Мардер бодрствовал, когда все началось, и погиб бы вместе со всеми прочими в штабном бункере, если бы в четыре с чем-то утра 18 сентября 1969 года не вышел на улицу отлить. Командный пункт располагался в одном из туземных домов, под ним находился бункер для укрытия в случае нападения, но их застали врасплох, поскольку вьетнамцы разместили крупные минометы калибра 107 мм за ограждением базы, и их дальности как раз хватило на командный пост. И они знали, куда бить – без сомнений, у них имелся идеально точный план деревни и базы «зеленых беретов». А еще им благоволила военная фортуна, поскольку первый же залп угодил в цель. Взрывная волна сбила Мардера с ног и отбросила на бочонок, заменявший здесь туалет. Когда он кое-как поднялся с земли, у него шла кровь из десятка осколочных ран на спине и ягодицах, а командный барак представлял собой груду раскуроченных бревен.

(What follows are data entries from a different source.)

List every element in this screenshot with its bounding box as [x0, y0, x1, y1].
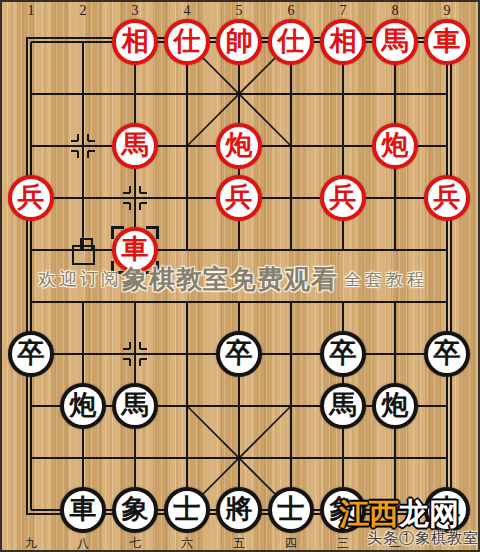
piece-glyph: 兵	[226, 184, 253, 211]
piece-red-cannon[interactable]: 炮	[216, 123, 262, 169]
piece-glyph: 兵	[18, 184, 45, 211]
piece-glyph: 卒	[330, 340, 357, 367]
piece-red-soldier[interactable]: 兵	[8, 175, 54, 221]
piece-red-advisor[interactable]: 仕	[268, 19, 314, 65]
piece-black-chariot[interactable]: 車	[424, 487, 470, 533]
piece-black-horse[interactable]: 馬	[320, 383, 366, 429]
piece-black-advisor[interactable]: 士	[268, 487, 314, 533]
piece-red-chariot[interactable]: 車	[112, 227, 158, 273]
piece-black-general[interactable]: 將	[216, 487, 262, 533]
file-label-bottom-8: 二	[389, 535, 401, 552]
piece-red-soldier[interactable]: 兵	[216, 175, 262, 221]
file-label-bottom-3: 七	[129, 535, 141, 552]
piece-glyph: 車	[434, 496, 461, 523]
piece-black-horse[interactable]: 馬	[112, 383, 158, 429]
piece-red-general[interactable]: 帥	[216, 19, 262, 65]
piece-red-cannon[interactable]: 炮	[372, 123, 418, 169]
piece-glyph: 馬	[330, 392, 357, 419]
file-label-bottom-2: 八	[77, 535, 89, 552]
file-label-bottom-4: 六	[181, 535, 193, 552]
piece-glyph: 將	[226, 496, 253, 523]
piece-red-advisor[interactable]: 仕	[164, 19, 210, 65]
piece-glyph: 士	[174, 496, 201, 523]
piece-glyph: 車	[122, 236, 149, 263]
piece-glyph: 炮	[382, 392, 409, 419]
piece-glyph: 仕	[278, 28, 305, 55]
piece-red-elephant[interactable]: 相	[320, 19, 366, 65]
file-label-bottom-1: 九	[25, 535, 37, 552]
piece-glyph: 卒	[434, 340, 461, 367]
piece-black-cannon[interactable]: 炮	[372, 383, 418, 429]
piece-glyph: 象	[122, 496, 149, 523]
piece-black-chariot[interactable]: 車	[60, 487, 106, 533]
piece-glyph: 卒	[18, 340, 45, 367]
file-label-bottom-9: 一	[441, 535, 453, 552]
piece-red-soldier[interactable]: 兵	[320, 175, 366, 221]
file-label-top-1: 1	[28, 3, 35, 19]
piece-glyph: 馬	[122, 132, 149, 159]
piece-red-horse[interactable]: 馬	[112, 123, 158, 169]
piece-black-advisor[interactable]: 士	[164, 487, 210, 533]
board-grid-svg	[0, 0, 480, 552]
piece-glyph: 帥	[226, 28, 253, 55]
piece-glyph: 士	[278, 496, 305, 523]
piece-black-elephant[interactable]: 象	[112, 487, 158, 533]
piece-glyph: 兵	[330, 184, 357, 211]
piece-glyph: 卒	[226, 340, 253, 367]
file-label-bottom-7: 三	[337, 535, 349, 552]
piece-glyph: 馬	[122, 392, 149, 419]
piece-red-soldier[interactable]: 兵	[424, 175, 470, 221]
piece-glyph: 象	[330, 496, 357, 523]
piece-black-soldier[interactable]: 卒	[216, 331, 262, 377]
piece-black-soldier[interactable]: 卒	[8, 331, 54, 377]
piece-red-elephant[interactable]: 相	[112, 19, 158, 65]
piece-red-chariot[interactable]: 車	[424, 19, 470, 65]
file-label-top-3: 3	[132, 3, 139, 19]
file-label-bottom-5: 五	[233, 535, 245, 552]
xiangqi-board: 123456789 九八七六五四三二一 相仕帥仕相馬車馬炮炮兵兵兵兵車卒卒卒卒炮…	[0, 0, 480, 552]
piece-glyph: 車	[70, 496, 97, 523]
file-label-bottom-6: 四	[285, 535, 297, 552]
piece-black-soldier[interactable]: 卒	[424, 331, 470, 377]
piece-glyph: 兵	[434, 184, 461, 211]
piece-glyph: 馬	[382, 28, 409, 55]
file-label-top-4: 4	[184, 3, 191, 19]
piece-red-horse[interactable]: 馬	[372, 19, 418, 65]
piece-black-cannon[interactable]: 炮	[60, 383, 106, 429]
file-label-top-8: 8	[392, 3, 399, 19]
file-label-top-6: 6	[288, 3, 295, 19]
file-label-top-5: 5	[236, 3, 243, 19]
piece-glyph: 相	[122, 28, 149, 55]
piece-glyph: 炮	[382, 132, 409, 159]
piece-glyph: 炮	[226, 132, 253, 159]
file-label-top-9: 9	[444, 3, 451, 19]
file-label-top-2: 2	[80, 3, 87, 19]
piece-glyph: 相	[330, 28, 357, 55]
piece-glyph: 炮	[70, 392, 97, 419]
piece-glyph: 車	[434, 28, 461, 55]
piece-black-soldier[interactable]: 卒	[320, 331, 366, 377]
piece-glyph: 仕	[174, 28, 201, 55]
file-label-top-7: 7	[340, 3, 347, 19]
piece-black-elephant[interactable]: 象	[320, 487, 366, 533]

Пошатываясь, Мардер побрел к этой дымящейся развалине, освещаемой лишь редкими языками пламени, следами трассирующих пуль, зеленых и красных, и прерывистым призрачным светом сигнальных огней, взмывающих над периметром. Под ногу ему что-то подвернулось, он упал и обнаружил, что поскользнулся на человеческих внутренностях. Они чисто символически соединялись с оторванными конечностями и головой, которую Мардер отказывался узнавать. Глаза остались открытыми, и с каждой вспышкой на черном небе в этих мертвых глазах зажигался свет, отвратительная пародия на жизнь. Мардера выворачивало наизнанку, и он в полной беспомощности бормотал детские молитвы, когда его схватили за руку и рывком поставили на ноги.
– Все умерли, – сообщил он этому человеку и далеко не сразу понял, что перед ним Скелли. К тому времени Мардер уже находился в гуще событий – на него нагрузили мешок с гранатами и два ящика с пулеметными патронами, а еще несколько лент набросили на шею. Скелли должен был погибнуть в бараке, но вот он, живехонький, бежал и выкрикивал приказы людям, выплывавшим из темноты. Хмонгов и вьетнамских коммандос готовили к подобным атакам, но гибель начальства и уничтожение местной радиосети деморализовали их. Скелли спонтанно перешел на более древнюю форму командования, используя в качестве связных деревенских ребятишек и подгоняя солдат в бой тычками, бранью, вдохновляя личным примером.